Il vino naturale non è un vino che puzza (che è un difetto come in ogni vino)
Il vino, come ogni cosa, può essere fatto bene e può essere fatto male. Uno dei temi su cui si barricano gli haters dei naturali è proprio l’analisi sensoriale di questi vini: “anche qui il mondo dei naturali è cambiato” spiega Buffolo “prima era più facile trovare vini con difetti veri e propri, camuffati poi dal marketing (che ha un peso in questo discorso) come caratteristiche del vigneto, territorio e annata”. La famosa volatile, per esempio, quel sentore selvaggio vicino agli odori animali che in alcuni casi è presente in bottiglia: “Sono dei difetti che si generano in fase di fermentazione e durante l’imbottigliamento e non devono essere scusati per forza” continua Matteo raccontando come questi si creano solitamente per cattiva igiene in cantina. “I vini naturali molto spesso sono torbidi e hanno dei residui sul fondo, che sono assolutamente commestibili. Il problema per noi è chi cerca di esasperare il racconto dei naturali, aumentando la confusione sul tema. Un vino deve essere buono anche all’assaggio”. Infatti se da un lato la romanticizzazione di questo movimento è stata la sua fortuna, dall’altro ha contribuito a creare questo senso di superiorità di molti produttori, che hanno fatto del bere vino una questione morale. Come leggiamo su bon Appétit, bere vino può anche rimanere un’attività fine a se stessa, che si fa solo per piacere, senza nessuna intenzione di ricevere uno storytelling massiccio e non richiesto.

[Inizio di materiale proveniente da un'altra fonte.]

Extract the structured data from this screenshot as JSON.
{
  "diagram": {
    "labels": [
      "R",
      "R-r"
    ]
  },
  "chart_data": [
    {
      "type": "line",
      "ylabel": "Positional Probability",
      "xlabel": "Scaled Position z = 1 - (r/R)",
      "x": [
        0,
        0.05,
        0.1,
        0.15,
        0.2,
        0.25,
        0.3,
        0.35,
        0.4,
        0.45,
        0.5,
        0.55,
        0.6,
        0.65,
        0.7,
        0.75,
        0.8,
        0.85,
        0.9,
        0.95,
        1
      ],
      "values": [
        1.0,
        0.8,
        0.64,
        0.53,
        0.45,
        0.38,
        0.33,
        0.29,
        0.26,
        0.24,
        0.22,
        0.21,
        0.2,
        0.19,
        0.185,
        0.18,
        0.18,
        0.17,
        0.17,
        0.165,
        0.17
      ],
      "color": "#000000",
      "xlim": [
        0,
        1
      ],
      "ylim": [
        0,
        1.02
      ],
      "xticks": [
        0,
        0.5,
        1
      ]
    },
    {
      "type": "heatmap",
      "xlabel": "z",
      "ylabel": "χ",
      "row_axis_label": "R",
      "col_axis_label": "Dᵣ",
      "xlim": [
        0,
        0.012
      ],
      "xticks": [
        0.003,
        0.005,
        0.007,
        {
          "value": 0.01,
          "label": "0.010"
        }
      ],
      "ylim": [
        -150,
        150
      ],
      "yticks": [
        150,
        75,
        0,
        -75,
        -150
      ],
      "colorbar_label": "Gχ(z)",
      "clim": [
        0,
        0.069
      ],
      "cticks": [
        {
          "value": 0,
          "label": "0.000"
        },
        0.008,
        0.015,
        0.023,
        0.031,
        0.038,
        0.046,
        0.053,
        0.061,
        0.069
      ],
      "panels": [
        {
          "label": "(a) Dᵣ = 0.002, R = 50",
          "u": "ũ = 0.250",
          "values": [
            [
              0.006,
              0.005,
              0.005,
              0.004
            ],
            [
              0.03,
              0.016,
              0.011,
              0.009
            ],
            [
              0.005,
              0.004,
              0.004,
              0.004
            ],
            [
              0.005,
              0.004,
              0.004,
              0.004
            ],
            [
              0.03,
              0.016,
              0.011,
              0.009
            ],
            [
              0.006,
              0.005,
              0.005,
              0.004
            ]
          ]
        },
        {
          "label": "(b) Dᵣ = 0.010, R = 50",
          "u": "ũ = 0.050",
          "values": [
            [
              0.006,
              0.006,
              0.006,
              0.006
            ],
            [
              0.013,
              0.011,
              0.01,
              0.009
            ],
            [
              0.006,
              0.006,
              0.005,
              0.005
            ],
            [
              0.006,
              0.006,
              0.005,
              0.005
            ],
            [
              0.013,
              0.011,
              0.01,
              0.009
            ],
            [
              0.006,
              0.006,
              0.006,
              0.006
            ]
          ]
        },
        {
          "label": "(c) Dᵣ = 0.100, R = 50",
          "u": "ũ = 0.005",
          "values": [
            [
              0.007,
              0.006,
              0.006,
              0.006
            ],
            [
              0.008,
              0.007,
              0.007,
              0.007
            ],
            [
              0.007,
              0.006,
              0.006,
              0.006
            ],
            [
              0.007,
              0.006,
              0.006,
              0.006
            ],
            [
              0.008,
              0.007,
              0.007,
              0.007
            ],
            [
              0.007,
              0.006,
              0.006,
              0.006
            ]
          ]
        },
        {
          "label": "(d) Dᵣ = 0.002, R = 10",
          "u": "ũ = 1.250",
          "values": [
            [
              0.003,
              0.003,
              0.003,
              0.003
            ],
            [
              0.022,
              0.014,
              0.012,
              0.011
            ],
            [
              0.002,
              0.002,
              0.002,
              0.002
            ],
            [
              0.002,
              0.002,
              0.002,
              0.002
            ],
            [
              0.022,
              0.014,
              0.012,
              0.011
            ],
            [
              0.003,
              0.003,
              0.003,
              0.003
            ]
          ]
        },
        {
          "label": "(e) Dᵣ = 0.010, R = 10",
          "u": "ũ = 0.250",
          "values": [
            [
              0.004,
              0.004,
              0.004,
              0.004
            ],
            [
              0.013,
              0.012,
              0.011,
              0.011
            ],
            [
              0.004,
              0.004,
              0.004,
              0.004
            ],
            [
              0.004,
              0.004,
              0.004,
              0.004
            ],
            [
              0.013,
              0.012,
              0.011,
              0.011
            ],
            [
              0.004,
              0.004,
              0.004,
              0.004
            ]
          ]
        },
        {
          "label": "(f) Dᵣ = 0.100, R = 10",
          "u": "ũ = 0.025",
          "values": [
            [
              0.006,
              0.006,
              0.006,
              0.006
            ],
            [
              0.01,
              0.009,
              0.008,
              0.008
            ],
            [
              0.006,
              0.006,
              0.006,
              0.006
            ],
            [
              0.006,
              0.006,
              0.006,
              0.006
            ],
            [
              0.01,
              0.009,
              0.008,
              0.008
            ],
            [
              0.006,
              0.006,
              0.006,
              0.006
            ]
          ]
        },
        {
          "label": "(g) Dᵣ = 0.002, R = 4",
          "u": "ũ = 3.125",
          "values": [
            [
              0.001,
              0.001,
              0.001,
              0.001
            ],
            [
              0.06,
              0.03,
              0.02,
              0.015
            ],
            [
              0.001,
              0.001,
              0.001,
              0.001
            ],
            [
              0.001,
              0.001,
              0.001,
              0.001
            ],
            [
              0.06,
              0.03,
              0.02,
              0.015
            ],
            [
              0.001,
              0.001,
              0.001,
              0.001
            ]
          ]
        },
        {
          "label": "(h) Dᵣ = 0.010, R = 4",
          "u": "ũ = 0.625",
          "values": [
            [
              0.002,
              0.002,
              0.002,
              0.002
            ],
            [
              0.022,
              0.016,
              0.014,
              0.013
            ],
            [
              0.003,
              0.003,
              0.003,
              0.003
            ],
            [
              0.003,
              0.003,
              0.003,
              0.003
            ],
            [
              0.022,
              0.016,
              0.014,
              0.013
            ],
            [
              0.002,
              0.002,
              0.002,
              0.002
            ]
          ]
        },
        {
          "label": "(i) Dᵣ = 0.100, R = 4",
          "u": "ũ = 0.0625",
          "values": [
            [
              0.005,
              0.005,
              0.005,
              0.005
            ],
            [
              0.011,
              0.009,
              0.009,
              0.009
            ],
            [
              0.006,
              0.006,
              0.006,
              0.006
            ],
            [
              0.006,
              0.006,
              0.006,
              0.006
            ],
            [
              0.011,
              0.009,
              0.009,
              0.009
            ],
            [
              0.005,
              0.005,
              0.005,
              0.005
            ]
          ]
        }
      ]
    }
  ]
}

Il vino naturale non è solo marketing e comunicazione
Come abbiamo detto lo storytelling di questi vini ha influito sulla loro diffusione, soprattutto tra i cosiddetti millenials (nati tra gli anni ‘80 e ’95) che frequentano fiere sul tema e acquistano bottiglie diventate feticcio nel mondo. “Non penso che i vini convenzionali non sfruttino gli stessi principi di marketing per raccontarsi” spiega Matteo Buffolo “c’è il punto di vista del racconto che è diverso: nelle cantine convenzionali si parla di marchio/grande nome mentre nel mondo naturale si parla di uomo e natura”, riconoscendo allo stesso tempo una grande speculazione dietro al movimento naturale. “Molti ci chiedono di assaggiare vini funky, ma non vuol dire assolutamente niente questa parola, nata principalmente per far passare e raccontare vini difettosi” andando ad aumentare la confusione a riguardo. Il vino naturale non è sicuramente solo una bottiglia con un’etichetta colorata e fatta a mano, né d’altro canto un movimento che salva le sorti del mondo: tanto che il paradosso è che molto spesso la vera sostenibilità può essere fatto solo da chi ha ingenti somme e non il contrario. C’è bisogno di togliere al racconto invece che aggiungere, scalare i toni invece che iper narrare, in modo da far emergere a pieno questa importante filosofia produttiva e non ghettizzarla a (solo) un fenomeno social e un consumo che è simile a uno scontro di classi.